Not so plastic Happy Meals

19 September 2019 | Lucy Bishop
After my last blog about Hellmann's doing its bit to help reduce plastic waste by now making its mayonnaise bottles out of recycled plastic, two giants of the fast-food industry have announced that they are also committed to reducing their plastic waste to help the environment.

Burger King UK has announced that, from today, it will no longer be handing out plastic toys with children's meals, which, much like Hellmann’s, is a huge step in the right direction to reduce the amount of plastic ending up at landfill.

Likewise, McDonald's has also issued a statement that it’s clamping down on plastic kids toys in an effort to protect the environment, and from October it will give customers the option to swap out the plastic toys in Happy Meals for a fruit bag and, from next year, a book.

But why would these fast food giants choose to do this? Apart from all the positive PR this will bring them? Well, it all comes down to a letter that two sisters wrote to them just under a year ago.

After being taught about the consequences that plastics can have on the planet, sisters Ella and Caitlin McEwan, aged 9 and 7, from Southampton decided that one way they could help the planet is by contacting fast-food giants McDonald's and Burger King. The girls set up a petition 11 months ago where they urged both conglomerates to think about the necessity of the toys. On their petition page, the girls mention that “children only play with the plastic toys they give us for a few minutes before they get thrown away and harm animals and pollute the sea”. A very valid point.

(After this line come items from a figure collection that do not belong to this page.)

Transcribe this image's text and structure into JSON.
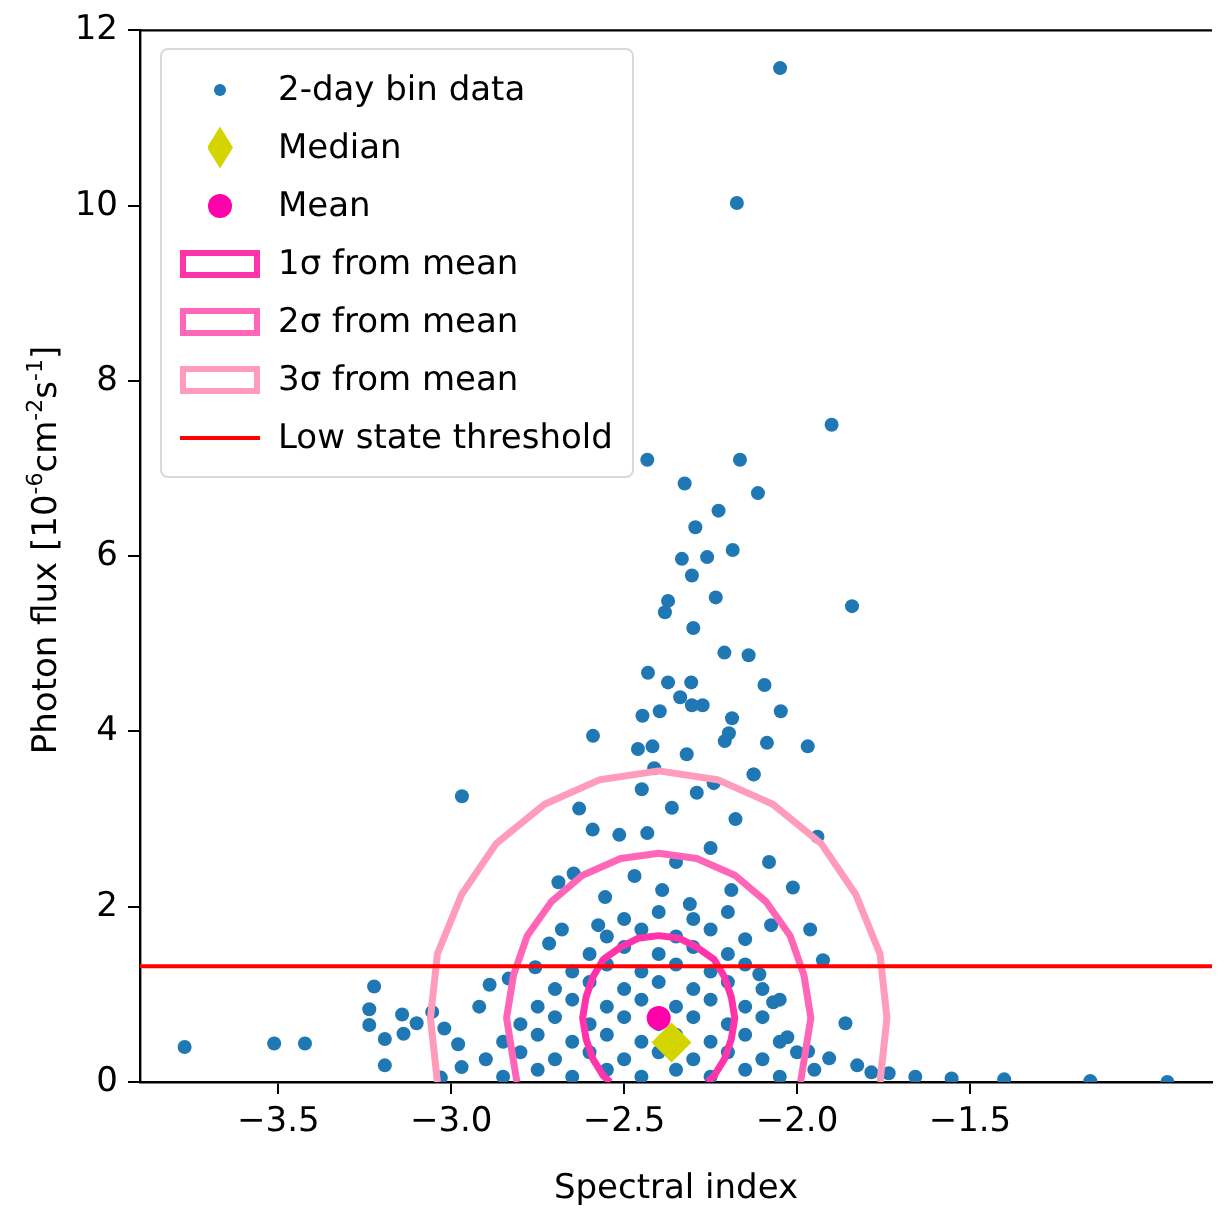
{
  "chart_data": {
    "type": "scatter",
    "xlabel": "Spectral index",
    "ylabel": "Photon flux [10$^{-6}$cm$^{-2}$s$^{-1}$]",
    "xlim": [
      -3.9,
      -0.8
    ],
    "xticks": [
      {
        "value": -3.5,
        "label": "−3.5"
      },
      {
        "value": -3.0,
        "label": "−3.0"
      },
      {
        "value": -2.5,
        "label": "−2.5"
      },
      {
        "value": -2.0,
        "label": "−2.0"
      },
      {
        "value": -1.5,
        "label": "−1.5"
      }
    ],
    "ylim": [
      0,
      12
    ],
    "yticks": [
      0,
      2,
      4,
      6,
      8,
      10,
      12
    ],
    "grid": false,
    "legend": "top left",
    "series": [
      {
        "name": "2-day bin data",
        "type": "scatter",
        "marker": "circle",
        "color": "#1f77b4",
        "x": [
          -2.049,
          -2.174,
          -2.433,
          -1.9,
          -2.165,
          -2.325,
          -2.113,
          -2.227,
          -2.294,
          -2.333,
          -2.26,
          -2.186,
          -2.304,
          -1.841,
          -2.373,
          -2.382,
          -2.235,
          -2.3,
          -2.21,
          -2.14,
          -2.431,
          -2.373,
          -2.306,
          -2.094,
          -2.338,
          -2.304,
          -2.273,
          -2.047,
          -2.447,
          -2.397,
          -2.188,
          -2.197,
          -2.59,
          -2.209,
          -2.087,
          -1.969,
          -2.46,
          -2.418,
          -2.319,
          -2.125,
          -2.969,
          -3.771,
          -3.512,
          -3.423,
          -3.192,
          -3.192,
          -3.237,
          -3.237,
          -3.223,
          -3.142,
          -3.138,
          -3.1,
          -3.055,
          -3.03,
          -2.97,
          -1.658,
          -1.553,
          -1.401,
          -1.152,
          -0.929,
          -1.735,
          -1.86,
          -1.925,
          -1.962,
          -1.941,
          -2.012,
          -2.075,
          -2.081,
          -2.126,
          -2.178,
          -2.241,
          -2.29,
          -2.362,
          -2.413,
          -2.449,
          -2.514,
          -2.591,
          -2.63,
          -2.646,
          -2.69,
          -2.68,
          -2.717,
          -2.757,
          -2.834,
          -2.889,
          -2.919,
          -3.02,
          -2.98,
          -2.19,
          -2.25,
          -2.35,
          -2.433,
          -2.47,
          -2.555,
          -2.575,
          -2.39,
          -2.31,
          -2.15,
          -2.109,
          -2.069,
          -2.028,
          -1.968,
          -1.907,
          -1.826,
          -1.785,
          -2.85,
          -2.75,
          -2.65,
          -2.55,
          -2.45,
          -2.35,
          -2.25,
          -2.15,
          -2.05,
          -1.95,
          -2.9,
          -2.8,
          -2.7,
          -2.6,
          -2.5,
          -2.4,
          -2.3,
          -2.2,
          -2.1,
          -2.0,
          -2.85,
          -2.75,
          -2.65,
          -2.55,
          -2.45,
          -2.35,
          -2.25,
          -2.15,
          -2.05,
          -2.8,
          -2.7,
          -2.6,
          -2.5,
          -2.4,
          -2.3,
          -2.2,
          -2.1,
          -2.75,
          -2.65,
          -2.55,
          -2.45,
          -2.35,
          -2.25,
          -2.15,
          -2.05,
          -2.7,
          -2.6,
          -2.5,
          -2.4,
          -2.3,
          -2.2,
          -2.1,
          -2.65,
          -2.55,
          -2.45,
          -2.35,
          -2.25,
          -2.15,
          -2.6,
          -2.5,
          -2.4,
          -2.3,
          -2.2,
          -2.55,
          -2.45,
          -2.35,
          -2.25,
          -2.5,
          -2.4,
          -2.3,
          -2.2
        ],
        "values": [
          11.57,
          10.03,
          7.1,
          7.5,
          7.1,
          6.83,
          6.72,
          6.52,
          6.33,
          5.97,
          5.99,
          6.07,
          5.78,
          5.43,
          5.49,
          5.36,
          5.53,
          5.18,
          4.9,
          4.87,
          4.67,
          4.56,
          4.56,
          4.53,
          4.39,
          4.3,
          4.3,
          4.23,
          4.18,
          4.23,
          4.15,
          3.98,
          3.95,
          3.89,
          3.87,
          3.83,
          3.8,
          3.83,
          3.74,
          3.51,
          3.26,
          0.4,
          0.44,
          0.44,
          0.19,
          0.49,
          0.83,
          0.65,
          1.09,
          0.77,
          0.55,
          0.67,
          0.8,
          0.05,
          0.17,
          0.06,
          0.04,
          0.03,
          0.01,
          0.0,
          0.1,
          0.67,
          1.39,
          1.74,
          2.8,
          2.22,
          1.79,
          2.51,
          3.51,
          3.0,
          3.41,
          3.3,
          3.13,
          3.58,
          3.34,
          2.82,
          2.88,
          3.12,
          2.38,
          2.28,
          1.74,
          1.58,
          1.31,
          1.18,
          1.11,
          0.86,
          0.61,
          0.43,
          2.19,
          2.67,
          2.51,
          2.84,
          2.35,
          2.11,
          1.79,
          2.19,
          2.03,
          1.63,
          1.23,
          0.91,
          0.51,
          0.35,
          0.27,
          0.19,
          0.11,
          0.06,
          0.14,
          0.06,
          0.14,
          0.06,
          0.14,
          0.06,
          0.14,
          0.06,
          0.14,
          0.26,
          0.34,
          0.26,
          0.34,
          0.26,
          0.34,
          0.26,
          0.34,
          0.26,
          0.34,
          0.46,
          0.54,
          0.46,
          0.54,
          0.46,
          0.54,
          0.46,
          0.54,
          0.46,
          0.66,
          0.74,
          0.66,
          0.74,
          0.66,
          0.74,
          0.66,
          0.74,
          0.86,
          0.94,
          0.86,
          0.94,
          0.86,
          0.94,
          0.86,
          0.94,
          1.06,
          1.14,
          1.06,
          1.14,
          1.06,
          1.14,
          1.06,
          1.26,
          1.34,
          1.26,
          1.34,
          1.26,
          1.34,
          1.46,
          1.54,
          1.46,
          1.54,
          1.46,
          1.66,
          1.74,
          1.66,
          1.74,
          1.86,
          1.94,
          1.86,
          1.94
        ]
      },
      {
        "name": "Median",
        "type": "scatter",
        "marker": "diamond",
        "color": "#d4d400",
        "x": [
          -2.363
        ],
        "values": [
          0.45
        ]
      },
      {
        "name": "Mean",
        "type": "scatter",
        "marker": "circle",
        "color": "#ff00aa",
        "x": [
          -2.4
        ],
        "values": [
          0.73
        ]
      },
      {
        "name": "1σ from mean",
        "type": "line",
        "marker": "none",
        "color": "#ff33aa",
        "x": [
          -2.26,
          -2.24,
          -2.21,
          -2.19,
          -2.18,
          -2.19,
          -2.21,
          -2.24,
          -2.29,
          -2.34,
          -2.4,
          -2.46,
          -2.51,
          -2.56,
          -2.59,
          -2.61,
          -2.62,
          -2.61,
          -2.59,
          -2.56,
          -2.54
        ],
        "values": [
          0.0,
          0.07,
          0.26,
          0.49,
          0.73,
          0.97,
          1.2,
          1.4,
          1.54,
          1.64,
          1.67,
          1.64,
          1.54,
          1.4,
          1.2,
          0.97,
          0.73,
          0.49,
          0.26,
          0.07,
          0.0
        ]
      },
      {
        "name": "2σ from mean",
        "type": "line",
        "marker": "none",
        "color": "#ff66b8",
        "x": [
          -1.99,
          -1.98,
          -1.96,
          -1.98,
          -2.02,
          -2.09,
          -2.18,
          -2.29,
          -2.4,
          -2.51,
          -2.62,
          -2.71,
          -2.78,
          -2.82,
          -2.84,
          -2.82,
          -2.81
        ],
        "values": [
          0.0,
          0.24,
          0.73,
          1.22,
          1.67,
          2.06,
          2.36,
          2.55,
          2.61,
          2.55,
          2.36,
          2.06,
          1.67,
          1.22,
          0.73,
          0.24,
          0.0
        ]
      },
      {
        "name": "3σ from mean",
        "type": "line",
        "marker": "none",
        "color": "#ff9cbb",
        "x": [
          -1.76,
          -1.74,
          -1.76,
          -1.83,
          -1.93,
          -2.07,
          -2.23,
          -2.4,
          -2.57,
          -2.73,
          -2.87,
          -2.97,
          -3.04,
          -3.06,
          -3.04
        ],
        "values": [
          0.0,
          0.73,
          1.46,
          2.14,
          2.72,
          3.17,
          3.45,
          3.55,
          3.45,
          3.17,
          2.72,
          2.14,
          1.46,
          0.73,
          0.0
        ]
      }
    ],
    "ref_lines": [
      {
        "axis": "y",
        "value": 1.32,
        "label": "Low state threshold",
        "color": "#ff0000"
      }
    ]
  }
}
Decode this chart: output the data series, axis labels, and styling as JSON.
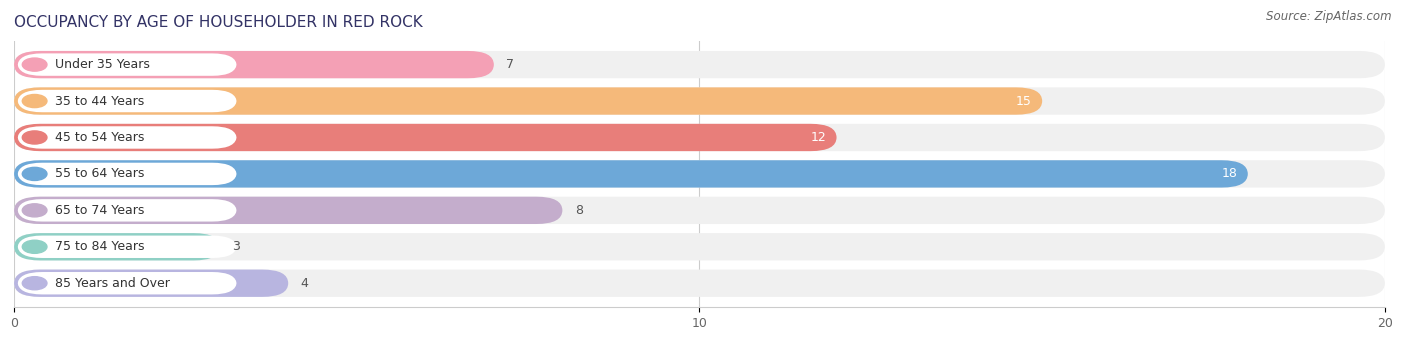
{
  "title": "OCCUPANCY BY AGE OF HOUSEHOLDER IN RED ROCK",
  "source": "Source: ZipAtlas.com",
  "categories": [
    "Under 35 Years",
    "35 to 44 Years",
    "45 to 54 Years",
    "55 to 64 Years",
    "65 to 74 Years",
    "75 to 84 Years",
    "85 Years and Over"
  ],
  "values": [
    7,
    15,
    12,
    18,
    8,
    3,
    4
  ],
  "bar_colors": [
    "#F4A0B5",
    "#F5B97A",
    "#E87E7A",
    "#6DA8D8",
    "#C4ADCC",
    "#8FD0C5",
    "#B8B5E0"
  ],
  "xlim": [
    0,
    20
  ],
  "xticks": [
    0,
    10,
    20
  ],
  "background_color": "#ffffff",
  "bar_bg_color": "#f0f0f0",
  "title_fontsize": 11,
  "label_fontsize": 9,
  "value_fontsize": 9,
  "source_fontsize": 8.5,
  "value_threshold_white": 10
}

It’s lovely to see that the younger generation takes an interest in the future of our planet, by being taught about the impacts of plastic on the environment and then putting their thoughts into action by campaigning for change. And the girl’s efforts have indeed paid off, as now there are currently over half a million signatures on the petition and both Burger King and McDonald's have responded to it.

Burger King’s decision to remove plastic toys altogether is expected to save an estimated 320 tonnes of plastic waste each year from going to landfill. That’s a whole lot of plastic! It will also be putting ‘toy bins’ in each restaurant where children are able to donate any unwanted, old plastic meal toys which can then be melted down, recycled and repurposed in stores as trays, seating and play areas.

While McDonalds’ plan to give customers the option to choose whether they have a plastic toy is a great idea in principal, it does seem a little flawed. I can’t imagine many children would choose to have a bag of fruit (eww healthy) over a character plastic toy (ooo exciting!). Even well-meaning parents would probably go for the toy option, as it provides a useful distraction to allow the parents time to eat! Somehow, I doubt a bag of fruit will have the same effect. Either way though, it’s still a huge step in the right direction to help reduce plastic wastage as McDonald's is committed to ensuring that all of its packaging comes from renewable or recycled sources by 2025.

Overall the fact that two young girls with a passion for saving the environment can have such a huge impact on how two industry giants look at how much plastic wastage they are producing is amazing. A big round of applause to both Ella and Caitlin McEwan as without their passion to help the planet the chances are this wouldn’t have happened…or certainly not as quickly, anyway.